Recall the law when we condition on \(H^*\) \[ \begin{aligned} \Ee \left(h(x^*,\eta^*) \bigl \vert H^*=H \right ) &= \frac{\int_H h(x,\eta) g(x + \eta) J_{\phi}(x, \eta) d\hauss_p(x,\eta)} {\int_H g(x + \eta) J_{\phi}(x, \eta) d\hauss_p(x,\eta)} \\ \end{aligned} \]
Nothing stops us also from conditioning on \(\eta^*\) (which a fortiori fixes \(H^*\)) yielding \[ \begin{aligned} \Ee \left(h(x^*,\eta^*) \bigl \vert H^*=H, \eta^*=\eta \right ) &= \frac{\int_{\pi(H)} h(x,\eta) g(x + \eta) J_{\phi}(x, \eta) d\hauss_d(x)} {\int_{\pi(H)} g(x + \eta) J_{\phi}(x, \eta) d\hauss_d(x)} \\ \end{aligned} \] when \(\eta\) is such that \(x\) lies in \(\pi(H)\) a \(d\)-dimensional part of the boundary of \(K\).
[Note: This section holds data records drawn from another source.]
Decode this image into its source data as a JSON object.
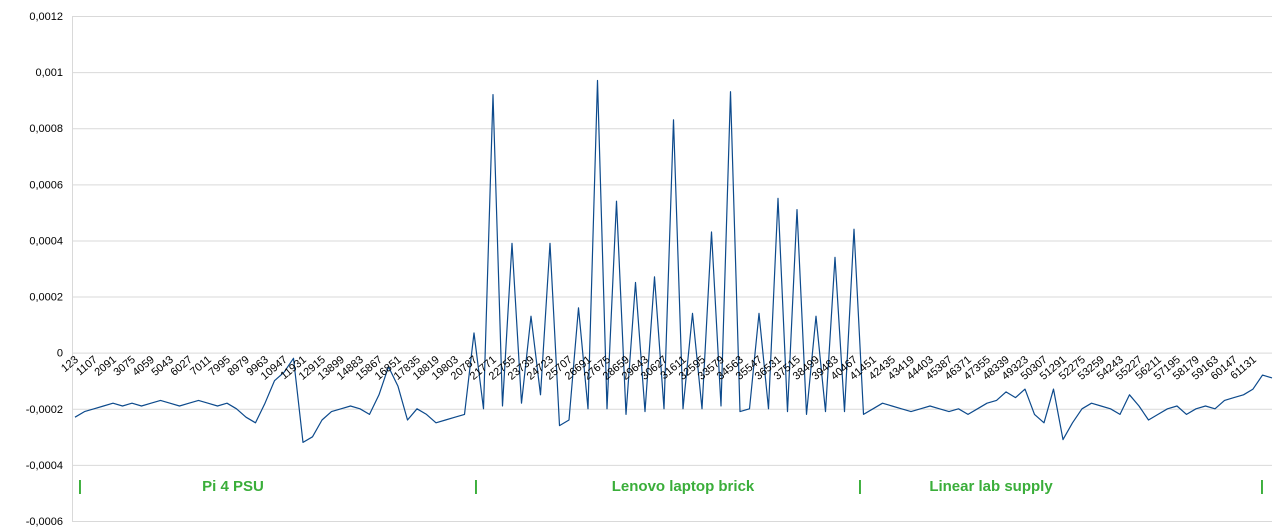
{
  "chart_data": {
    "type": "line",
    "categories": [
      123,
      null,
      1107,
      null,
      2091,
      null,
      3075,
      null,
      4059,
      null,
      5043,
      null,
      6027,
      null,
      7011,
      null,
      7995,
      null,
      8979,
      null,
      9963,
      null,
      10947,
      null,
      11931,
      null,
      12915,
      null,
      13899,
      null,
      14883,
      null,
      15867,
      null,
      16851,
      null,
      17835,
      null,
      18819,
      null,
      19803,
      null,
      20787,
      null,
      21771,
      null,
      22755,
      null,
      23739,
      null,
      24723,
      null,
      25707,
      null,
      26691,
      null,
      27675,
      null,
      28659,
      null,
      29643,
      null,
      30627,
      null,
      31611,
      null,
      32595,
      null,
      33579,
      null,
      34563,
      null,
      35547,
      null,
      36531,
      null,
      37515,
      null,
      38499,
      null,
      39483,
      null,
      40467,
      null,
      41451,
      null,
      42435,
      null,
      43419,
      null,
      44403,
      null,
      45387,
      null,
      46371,
      null,
      47355,
      null,
      48339,
      null,
      49323,
      null,
      50307,
      null,
      51291,
      null,
      52275,
      null,
      53259,
      null,
      54243,
      null,
      55227,
      null,
      56211,
      null,
      57195,
      null,
      58179,
      null,
      59163,
      null,
      60147,
      null,
      61131,
      null,
      null
    ],
    "values": [
      -0.00023,
      -0.00021,
      -0.0002,
      -0.00019,
      -0.00018,
      -0.00019,
      -0.00018,
      -0.00019,
      -0.00018,
      -0.00017,
      -0.00018,
      -0.00019,
      -0.00018,
      -0.00017,
      -0.00018,
      -0.00019,
      -0.00018,
      -0.0002,
      -0.00023,
      -0.00025,
      -0.00018,
      -0.0001,
      -7e-05,
      -2e-05,
      -0.00032,
      -0.0003,
      -0.00024,
      -0.00021,
      -0.0002,
      -0.00019,
      -0.0002,
      -0.00022,
      -0.00015,
      -5e-05,
      -0.00012,
      -0.00024,
      -0.0002,
      -0.00022,
      -0.00025,
      -0.00024,
      -0.00023,
      -0.00022,
      7e-05,
      -0.0002,
      0.00092,
      -0.00019,
      0.00039,
      -0.00018,
      0.00013,
      -0.00015,
      0.00039,
      -0.00026,
      -0.00024,
      0.00016,
      -0.0002,
      0.00097,
      -0.0002,
      0.00054,
      -0.00022,
      0.00025,
      -0.00021,
      0.00027,
      -0.0002,
      0.00083,
      -0.0002,
      0.00014,
      -0.0002,
      0.00043,
      -0.00019,
      0.00093,
      -0.00021,
      -0.0002,
      0.00014,
      -0.0002,
      0.00055,
      -0.00021,
      0.00051,
      -0.00022,
      0.00013,
      -0.00021,
      0.00034,
      -0.00021,
      0.00044,
      -0.00022,
      -0.0002,
      -0.00018,
      -0.00019,
      -0.0002,
      -0.00021,
      -0.0002,
      -0.00019,
      -0.0002,
      -0.00021,
      -0.0002,
      -0.00022,
      -0.0002,
      -0.00018,
      -0.00017,
      -0.00014,
      -0.00016,
      -0.00013,
      -0.00022,
      -0.00025,
      -0.00013,
      -0.00031,
      -0.00025,
      -0.0002,
      -0.00018,
      -0.00019,
      -0.0002,
      -0.00022,
      -0.00015,
      -0.00019,
      -0.00024,
      -0.00022,
      -0.0002,
      -0.00019,
      -0.00022,
      -0.0002,
      -0.00019,
      -0.0002,
      -0.00017,
      -0.00016,
      -0.00015,
      -0.00013,
      -8e-05,
      -9e-05
    ],
    "color": "#0d4a8c",
    "ylim": [
      -0.0006,
      0.0012
    ],
    "yticks": [
      {
        "value": -0.0006,
        "label": "-0,0006"
      },
      {
        "value": -0.0004,
        "label": "-0,0004"
      },
      {
        "value": -0.0002,
        "label": "-0,0002"
      },
      0,
      {
        "value": 0.0002,
        "label": "0,0002"
      },
      {
        "value": 0.0004,
        "label": "0,0004"
      },
      {
        "value": 0.0006,
        "label": "0,0006"
      },
      {
        "value": 0.0008,
        "label": "0,0008"
      },
      {
        "value": 0.001,
        "label": "0,001"
      },
      {
        "value": 0.0012,
        "label": "0,0012"
      }
    ],
    "grid": true,
    "annotations": [
      "|",
      "Pi 4 PSU",
      "|",
      "Lenovo laptop brick",
      "|",
      "Linear lab supply",
      "|"
    ],
    "annotation_color": "#3aae3a"
  }
}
We could also condition on \(x^*\) (which also fixes \(H^*\)) \[ \begin{aligned} \Ee \left(h(x^*,\eta^*) \bigl \vert H^*=H, x^*=x \right ) &= \frac{\int_{\pi(H)} h(x,\eta) g(x + \eta) J_{\phi}(x, \eta) d\hauss_{p-d}(\eta)} {\int_{\pi(H)} g(x + \eta) J_{\phi}(x, \eta) d\hauss_{p-d}(\eta)} \\ \end{aligned} \]
This conditions our convex program to have its one and only critical point (i.e. its solution) at \(x\).
The point here is that this change of measure makes conditioning straightforward.
For the convex program, there is only one critical point so it is easy talk about conditioning the objective function to have a critical point at \(x^*\), say.
For general \(f\) , we can also condition \(f\) on having a critical point at \(x \in M\).
Let \(\bar{f}^x\) be the Gaussian process \(f - \Ee_0(f|\nabla f(x))\) with law \(\Pp^x\).
Define a new process with law \(\mathbb{Q}^x\) \[ \frac{d\mathbb{Q}^x}{d\Pp^x}(\bar{f}) \propto |\det(\nabla^2 \bar{f}(x))|. \]
Conditioning on local maxima above the level \(u\) has law \(\bar{\mathbb{Q}}^{x,u,+}\) \[ \frac{d\bar{\mathbb{Q}}^{x,u,+}}{d\Pp^x}(\bar{f}) \propto \det(-\nabla^2 \bar{f}(x)) \cdot 1_{\{f(x) \geq u, \nabla^2 f(x) < 0 \}} \]
\(P\)-values for signal detection in fMRI and other imaging modalities are considered by several: Chumbley et al. (2009), Schwartzman and Cheng (2017).
If you squint enough, the law \(\mathbb{Q}^x\) is very similar \(\bar{\Pp}^x\) for our metric projection.
Intrinsic volumes determined by metric projection problem.
Metric projection invertible (globally for convex \(K\) – locally for nice enough \(M\)).
Change of measure for metric projection is essentially Kac-Rice.
Kac-Rice is basic tool for computing expected values for critical values of a smooth function.
Slepian models can be used to condition a process to have critical points at fixed locations.
The explicit inverse of metric projection makes Slepian conditioning very clear.